The sharp ring of the bell brought me back into the room. We kids looked at one another with question mark faces. No one wanted to be the first to break the unhealthy spell he had cast over us. He had us imprisoned in a world we couldn't understand but were powerless to vacate.

"That will be all for today," he said. "I'm finished with you."

The invisible straps that held us down to our desk had been taken away. We slid out from behind our desks and ran into the hall.

Mr. Nast had to be replaced at the end of the school year. "Nervous breakdown" was whispered around school. He was too temperamental the parents said. High strung. Not cut out for a room full of seventh graders.

It would take twenty years of writing, and thousands of hours of juggling job and family to carve out time to write. Enough rejection slips to wallpaper a barn, not to mention perseverance that would make a worker bee envious. But I kept writing. And with each new birthday, I redefined my priorities. And being able to write was up there somewhere between breathing and eating.

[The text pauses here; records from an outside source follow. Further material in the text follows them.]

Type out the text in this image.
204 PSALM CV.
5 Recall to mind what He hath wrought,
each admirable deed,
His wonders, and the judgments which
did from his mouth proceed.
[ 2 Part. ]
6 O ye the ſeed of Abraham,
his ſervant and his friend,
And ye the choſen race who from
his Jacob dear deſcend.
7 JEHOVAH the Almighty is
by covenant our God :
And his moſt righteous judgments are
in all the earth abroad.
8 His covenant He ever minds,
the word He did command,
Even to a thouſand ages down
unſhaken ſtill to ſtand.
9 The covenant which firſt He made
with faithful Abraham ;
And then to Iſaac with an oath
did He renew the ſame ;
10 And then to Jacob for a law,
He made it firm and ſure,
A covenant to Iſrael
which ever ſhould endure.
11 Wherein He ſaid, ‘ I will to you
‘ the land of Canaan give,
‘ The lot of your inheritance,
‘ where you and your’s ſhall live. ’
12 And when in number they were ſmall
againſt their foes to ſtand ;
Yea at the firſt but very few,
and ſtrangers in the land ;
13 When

Two decades of putting one word after another had to pass before I could fully appreciate what happened in that music room. Now as I sit down at my computer to begin another play or short story, I think of that music teacher in the little school along the Columbia River a lifetime ago. Liar, Mr. Nast? How dare you.


About the writer. . .

Although Jo Adamson has held numerous jobs--
working on a newspaper (at a time when women were called "girls" and assigned the society page) as a receptionist and a waitress--she can now write full time. She writes plays as well as short stories, and has seen thirty of her plays produced.

Adamson is a member of the Dramatist Guild and Women in Film/Seattle.

Her essay "For The Sheer Love Of It" is a testimonial
that she has lived her belief (in herself) for more than twenty years. She worked outside the home, raised a family, and helped her spouse attend law school, but she never wavered from the decision she made many years ago in a little country school when she decided that she would become a writer.

Once she got out of school, she left the place of the band saw and mill pond, and moved to an area where she wrote her stories and watched her plays come alive before an audience. She did what she had to do to realize her dreams. She did it, in spite of her grade school music teacher who called her a liar in front of her classmates. "For The Sheer Love Of It" is for all writers, young and old, who never falter in their desire to write what is true in their hearts and minds. And it's for all the mean-spirited, Mr. Nasts in the world, who do.